Plasmid DNA extraction
Much larger volumes of bacteria are grown in suspension in the maxiprep. Essentially, this is a scale-up of the mini-prep preparation, which is followed by further purification. This results in a relatively large amount (0.5 -1 mg) of very pure plasmid DNA.
In recent times many commercial kits have been created to perform plasmid extraction at various scales, purities and levels of automation.
Antibiotic resistance
Plasmids often contain genes or gene packages that give them a selective advantage, giving them the ability to make bacteria resistant to one or more antibiotics. Each plasmid contains at least one DNA sequence that serves as an origin of replication or ORI (an initial point for DNA replication), which enables DNA to be duplicated independently of chromosomal DNA.

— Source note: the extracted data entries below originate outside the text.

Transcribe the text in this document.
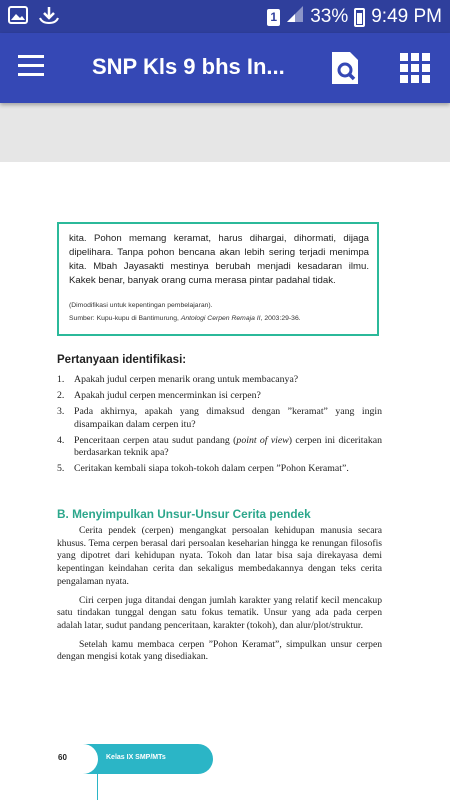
1 33% 9:49 PM
SNP Kls 9 bhs In...

kita. Pohon memang keramat, harus dihargai, dihormati, dijaga dipelihara. Tanpa pohon bencana akan lebih sering terjadi menimpa kita. Mbah Jayasakti mestinya berubah menjadi kesadaran ilmu. Kakek benar, banyak orang cuma merasa pintar padahal tidak.

(Dimodifikasi untuk kepentingan pembelajaran).

Sumber: Kupu-kupu di Bantimurung, Antologi Cerpen Remaja II, 2003:29-36.

Pertanyaan identifikasi:
1. Apakah judul cerpen menarik orang untuk membacanya?
2. Apakah judul cerpen mencerminkan isi cerpen?
3. Pada akhirnya, apakah yang dimaksud dengan ”keramat” yang ingin disampaikan dalam cerpen itu?
4. Penceritaan cerpen atau sudut pandang (point of view) cerpen ini diceritakan berdasarkan teknik apa?
5. Ceritakan kembali siapa tokoh-tokoh dalam cerpen ”Pohon Keramat”.
B. Menyimpulkan Unsur-Unsur Cerita pendek

Cerita pendek (cerpen) mengangkat persoalan kehidupan manusia secara khusus. Tema cerpen berasal dari persoalan keseharian hingga ke renungan filosofis yang dipotret dari kehidupan nyata. Tokoh dan latar bisa saja direkayasa demi kepentingan keindahan cerita dan sekaligus membedakannya dengan teks cerita pengalaman nyata.

Ciri cerpen juga ditandai dengan jumlah karakter yang relatif kecil mencakup satu tindakan tunggal dengan satu fokus tematik. Unsur yang ada pada cerpen adalah latar, sudut pandang penceritaan, karakter (tokoh), dan alur/plot/struktur.

Setelah kamu membaca cerpen ”Pohon Keramat”, simpulkan unsur cerpen dengan mengisi kotak yang disediakan.

60	Kelas IX SMP/MTs
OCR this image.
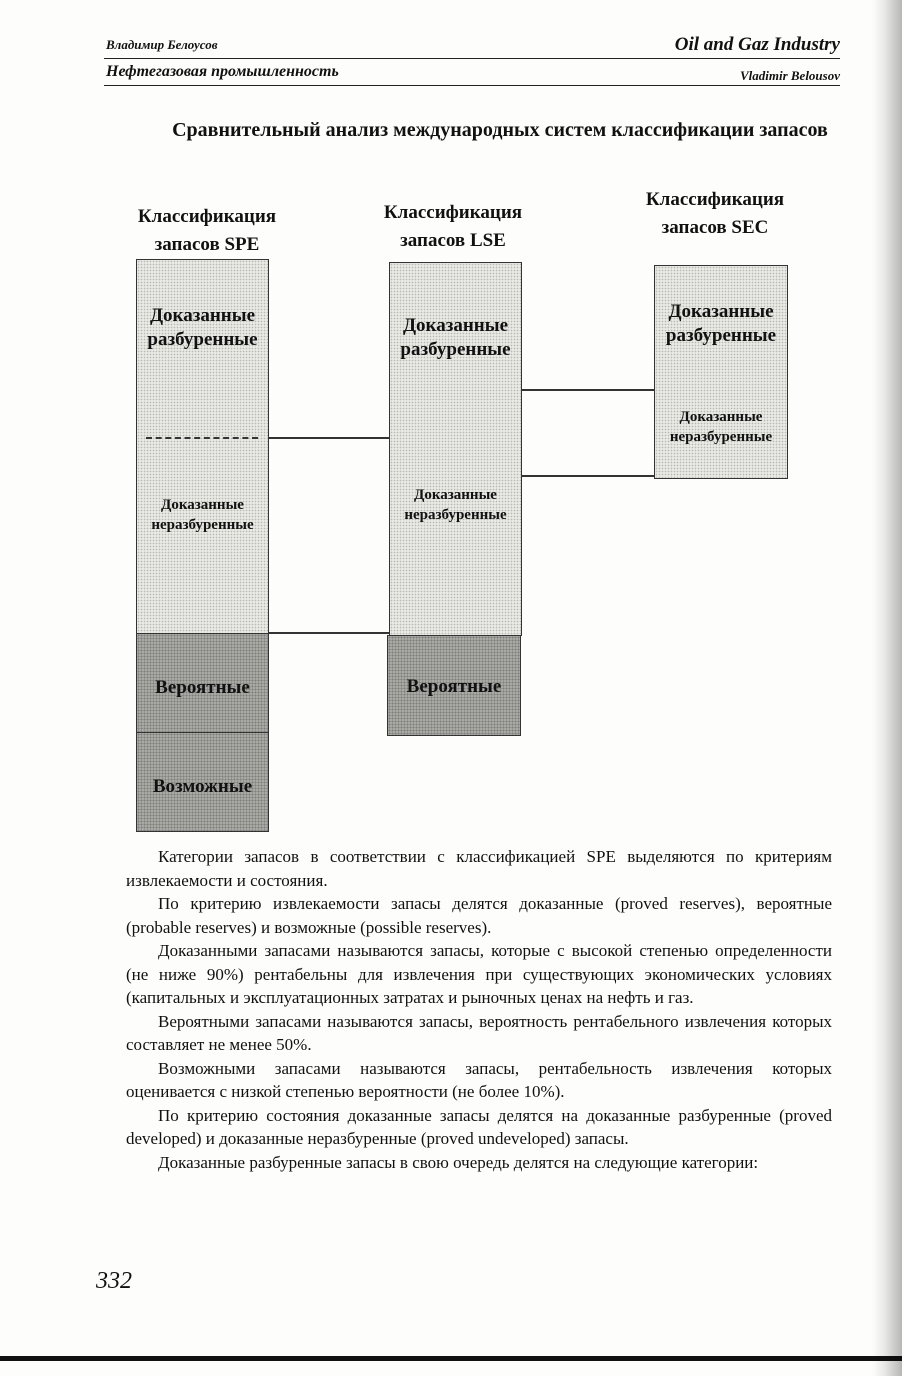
Владимир Белоусов	Oil and Gaz Industry
Нефтегазовая промышленность	Vladimir Belousov
Сравнительный анализ международных систем классификации запасов
Классификация
запасов SPE
Классификация
запасов LSE
Классификация
запасов SEC
Доказанные
разбуренные
Доказанные
неразбуренные
Вероятные
Возможные
Доказанные
разбуренные
Доказанные
неразбуренные
Вероятные
Доказанные
разбуренные
Доказанные
неразбуренные

Категории запасов в соответствии с классификацией SPE выделяются по критериям извлекаемости и состояния.

По критерию извлекаемости запасы делятся доказанные (proved reserves), вероятные (probable reserves) и возможные (possible reserves).

Доказанными запасами называются запасы, которые с высокой степенью определенности (не ниже 90%) рентабельны для извлечения при существующих экономических условиях (капитальных и эксплуатационных затратах и рыночных ценах на нефть и газ.

Вероятными запасами называются запасы, вероятность рентабельного извлечения которых составляет не менее 50%.

Возможными запасами называются запасы, рентабельность извлечения которых оценивается с низкой степенью вероятности (не более 10%).

По критерию состояния доказанные запасы делятся на доказанные разбуренные (proved developed) и доказанные неразбуренные (proved undeveloped) запасы.

Доказанные разбуренные запасы в свою очередь делятся на следующие категории:

332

Acquisition of genes needed to make these defense mechanisms is aided by a variety of mixed gene transfer systems, such as bacterial conjugative plasmids, transposable elements, and integron systems, which move genes around a system from DNA to another and from one bacterial cell to another, without the need for a relationship with the donor of the genes.
Bacterial plasmids serve as the scaffold on which antibiotic resistance gene arrays are assembled, by shuffling (transposable elements and ISCR-mediated shuffling) and site-specific recombination mechanisms (integron gene cassettes).